Spencer Review: A Haunting Portrait of Princess Diana’s Tragic Life

In Pablo Larraín’s Spencer, it seems like Princess Diana is always in motion. She’s moving briskly down stately hallways, creeping across lawns in the dark, and running across fields. The film shows a Diana who is desperately trying to escape the suffocating confines of the Royal Family, which feel tighter than usual due to being stuck in Sandringham Estate with the whole family for the Christmas holidays.

Spencer states that it is “a fable from a true tragedy” and Larraín and screenwriter Steven Knight reimagine a Diana who could have been. It’s December of 1991 and relations are strained between Diana and Charles, partially due to his ongoing affair with Camila Parker-Bowles and partially due to the attention that she is paid by the paparazzi and the country as a whole.

Of course, Diana’s life has been thoroughly examined lately in The Crown and even Diana: The Musical, the stage show that can be viewed on Netflix. What sets Spencer apart is how it focuses in on a few days to give the viewers a glimpse into Diana’s harried mind as she tries to navigate royal life. The Diana that we see Kristen Stewart portray is not the meek, young, preschool teacher that Charles chose as his bride, but a woman who is on the verge of unraveling after many years in the Royal Family.

The audience first sees Diana on her way to Sandringham Estate, where the family will be spending several days to celebrate Christmas. She has made the decision to drive herself and ended up lost, clearly a metaphor for how she feels within her life as a whole. Her realization that Sandringham is close to the Spencer family home where she lived as a child will haunt her over the next few days, as she cannot escape her desire to return to the house, now in disrepair, perhaps in hope that she will find something of the peace she once knew.

Stewart gives us an excellent portrayal of Diana, who is sinking into delusions that are artfully played out onscreen. Not only does Diana suffer from bulimia, but she also forms an obsession with Anne Boleyn, another royal woman whose husband had an affair. The linking of Diana to such a tragic figure, who lost her life at the hands of the Crown, further shows how trapped and vulnerable she feels.

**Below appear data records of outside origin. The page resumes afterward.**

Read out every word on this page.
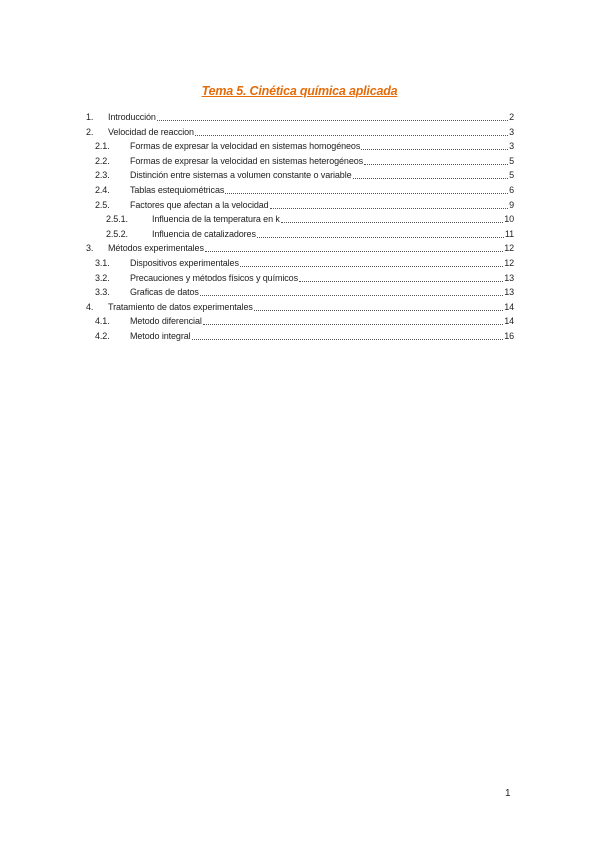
Tema 5. Cinética química aplicada
1.	Introducción	2
2.	Velocidad de reaccion	3
2.1.	Formas de expresar la velocidad en sistemas homogéneos	3
2.2.	Formas de expresar la velocidad en sistemas heterogéneos	5
2.3.	Distinción entre sistemas a volumen constante o variable	5
2.4.	Tablas estequiométricas	6
2.5.	Factores que afectan a la velocidad	9
2.5.1.	Influencia de la temperatura en k	10
2.5.2.	Influencia de catalizadores	11
3.	Métodos experimentales	12
3.1.	Dispositivos experimentales	12
3.2.	Precauciones y métodos físicos y químicos	13
3.3.	Graficas de datos	13
4.	Tratamiento de datos experimentales	14
4.1.	Metodo diferencial	14
4.2.	Metodo integral	16
1
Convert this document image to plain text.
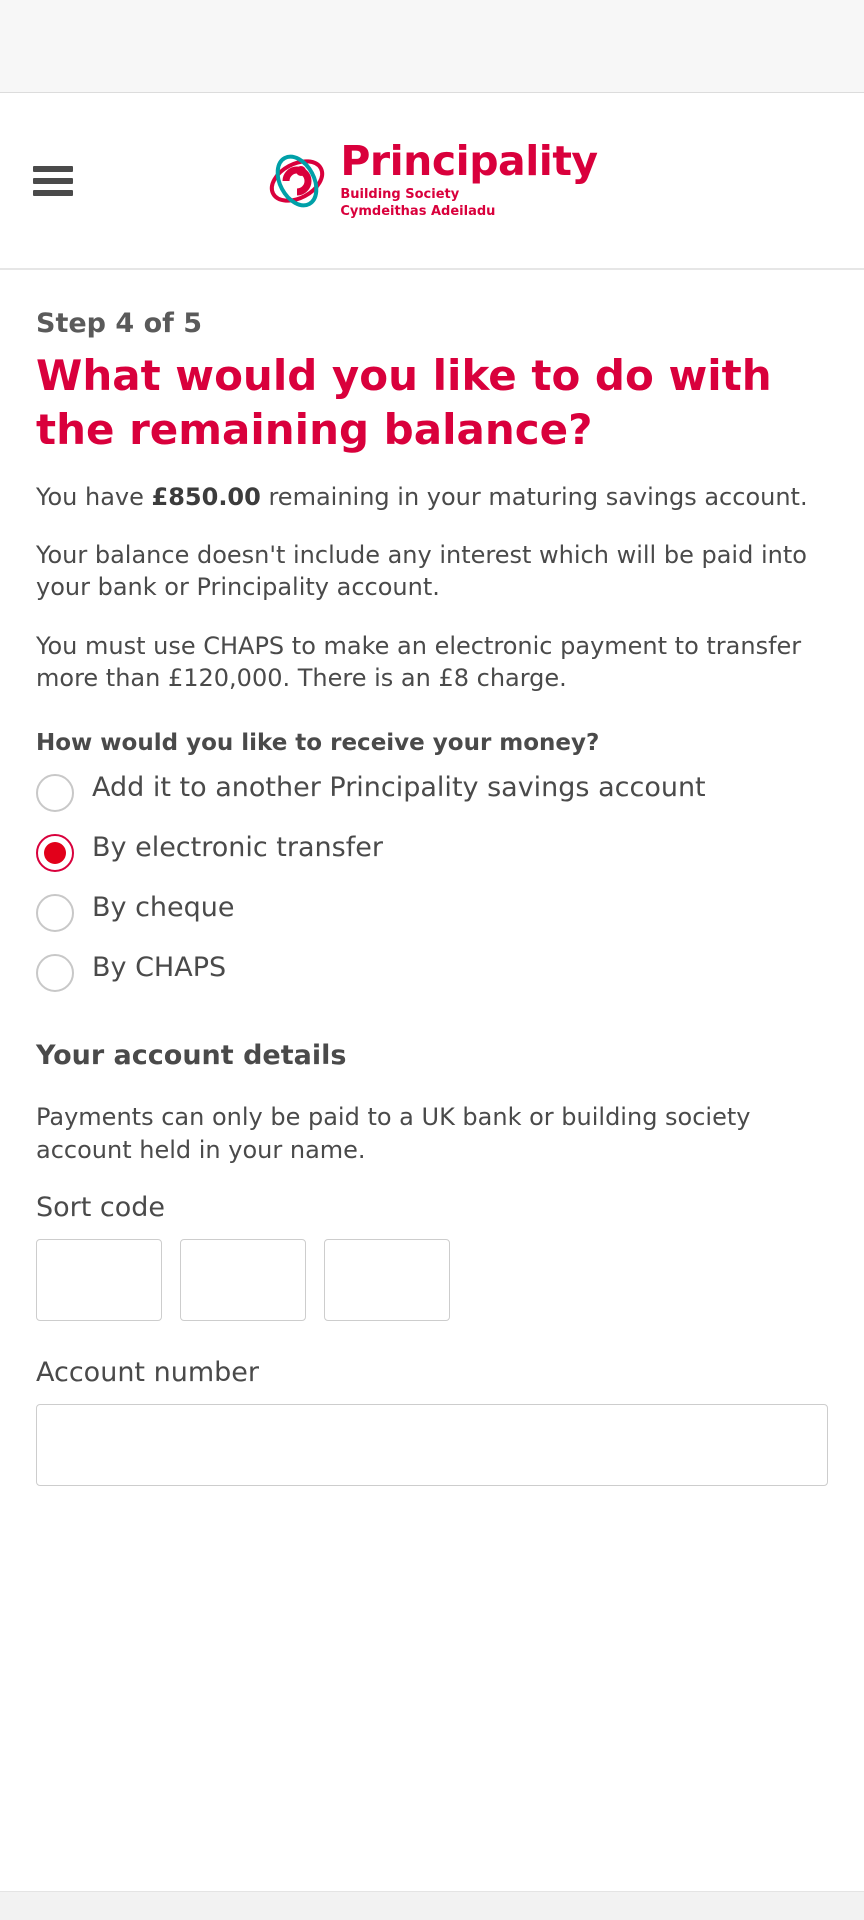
Principality
Building Society
Cymdeithas Adeiladu
Step 4 of 5
What would you like to do with the remaining balance?

You have £850.00 remaining in your maturing savings account.

Your balance doesn't include any interest which will be paid into your bank or Principality account.

You must use CHAPS to make an electronic payment to transfer more than £120,000. There is an £8 charge.

How would you like to receive your money?
Add it to another Principality savings account
By electronic transfer
By cheque
By CHAPS
Your account details

Payments can only be paid to a UK bank or building society account held in your name.

Sort code
Account number
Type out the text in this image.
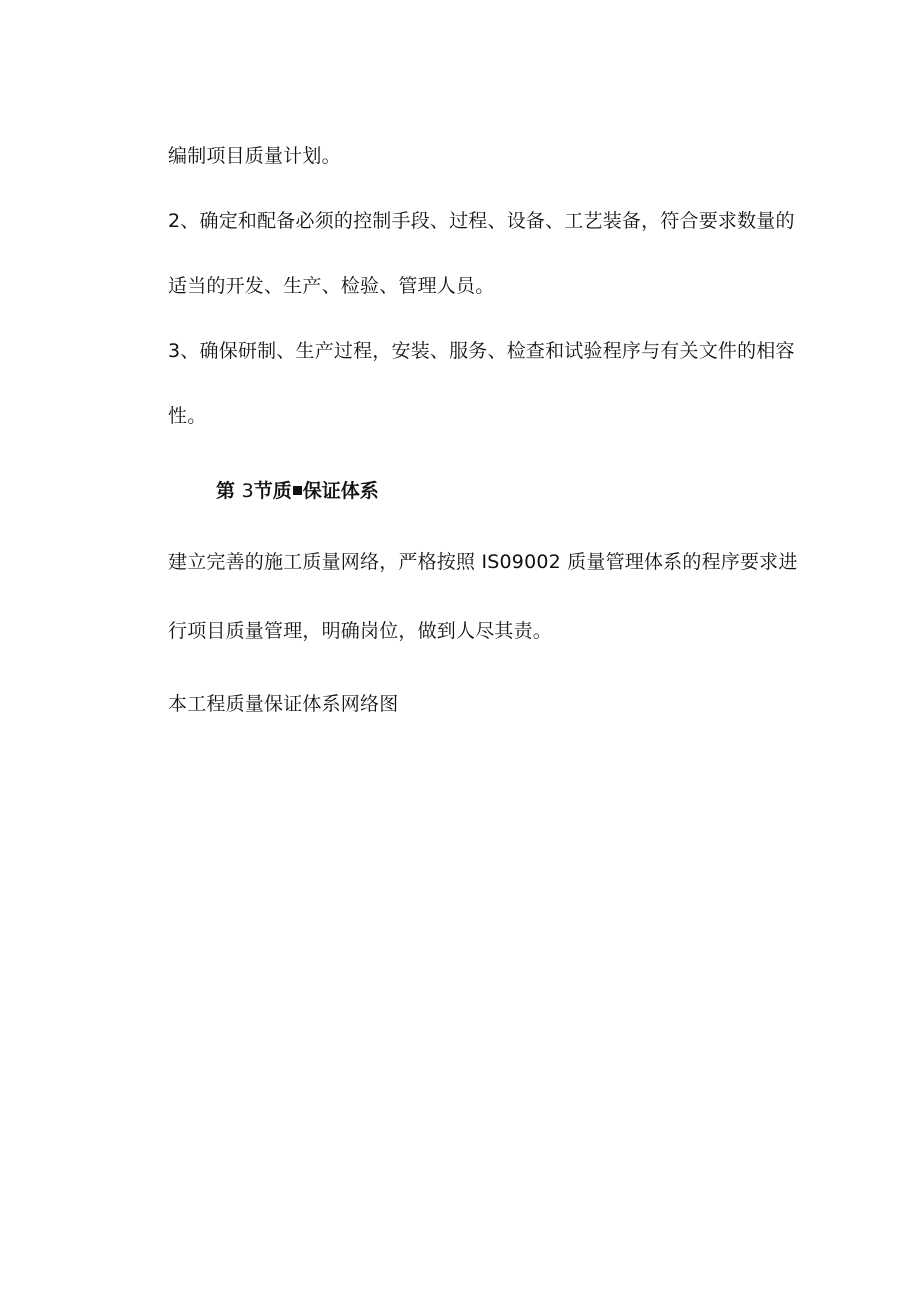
编制项目质量计划。
2、确定和配备必须的控制手段、过程、设备、工艺装备，符合要求数量的
适当的开发、生产、检验、管理人员。
3、确保研制、生产过程，安装、服务、检查和试验程序与有关文件的相容
性。
第 3节质 保证体系
建立完善的施工质量网络，严格按照 IS09002 质量管理体系的程序要求进
行项目质量管理，明确岗位，做到人尽其责。
本工程质量保证体系网络图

Stewart is herself no stranger to public scrutiny, so it’s perhaps not surprising that she can deliver such a nuanced portrait of Diana. It’s mesmerizing to watch her completely disappear into the role which never feels like an imitation of Diana, but a full-fledged character of her own. Stewart is able to tell the audience so much with just her eyes, facial expressions and tone of her voice that submerge us fully into her inner world.

Diana has a much easier time connecting with the staff than with the Royal Family, some of whom provide lifelines for her. Sally Hawkins is excellent as Maggie, Diana’s Royal Dresser, who bolsters her and coddles her when she needs it. Sean Harris portrays Darren McGrady, the Royal Head Chef, who is a similarly grounding force for Diana, carefully putting her back on track in between preparing sumptuous extravagant meals.

However, Diana butts heads with Equerry Major Alistair Gregory, played by Timothy Spall, who has been hired to oversee the holiday. He’s an enigmatic character and Spall does a great job of portraying a British stiffness while also showing his shifting views on the princess.

Diana’s greatest joy in her life are her sons, William and Harry, played by Jack Nielsen and Freddie Spry respectively. Stewart has excellent chemistry with both boys, who are adorable, and the scenes with them ground this otherwise somewhat fantastical film. However, Nielsen does a great job at showing William’s anxiety lingering underneath as he has a better understanding of the situation than his younger brother due to his age. The audience sees a different side of Diana with her sons, but we are also given a glimpse at the pressure that Diana’s issues place on William in particular.

In addition to being impeccably directed, written, and acted, the craftwork in Spencer is magnificent. Jacqueline Durran’s costumes and Guy Hendrix Dyas’s production design are gorgeous and build a gilded cage for Diana’s life perfectly. The amount of lavish food in the film also builds this world of excess. The cinematography by Claire Mathon is beautiful and the occasional use of shaky handheld camera helps put us into Diana’s crumbling mind.

But it’s Jonny Greenwood’s score that truly stands out as the most exceptional work. The combination of very stately traditional music with a jazz influence creates a cognitive dissonance like Diana’s presence within the Royal Family. The music helps us understand Diana’s emotional state throughout the film.

Spencer is a haunting portrait of a woman on the brink of collapse, who is desperate to escape the stifling pressure of the Royal Family. It’s a moving tribute to Diana herself, but also an intriguing commentary on that posh, but toxic world after Prince Harry and Meghan’s departure from Royal life. Stewart gives the performance of her career, but she’s not the only draw; Spencer is truly one of the best-made films of the entire year.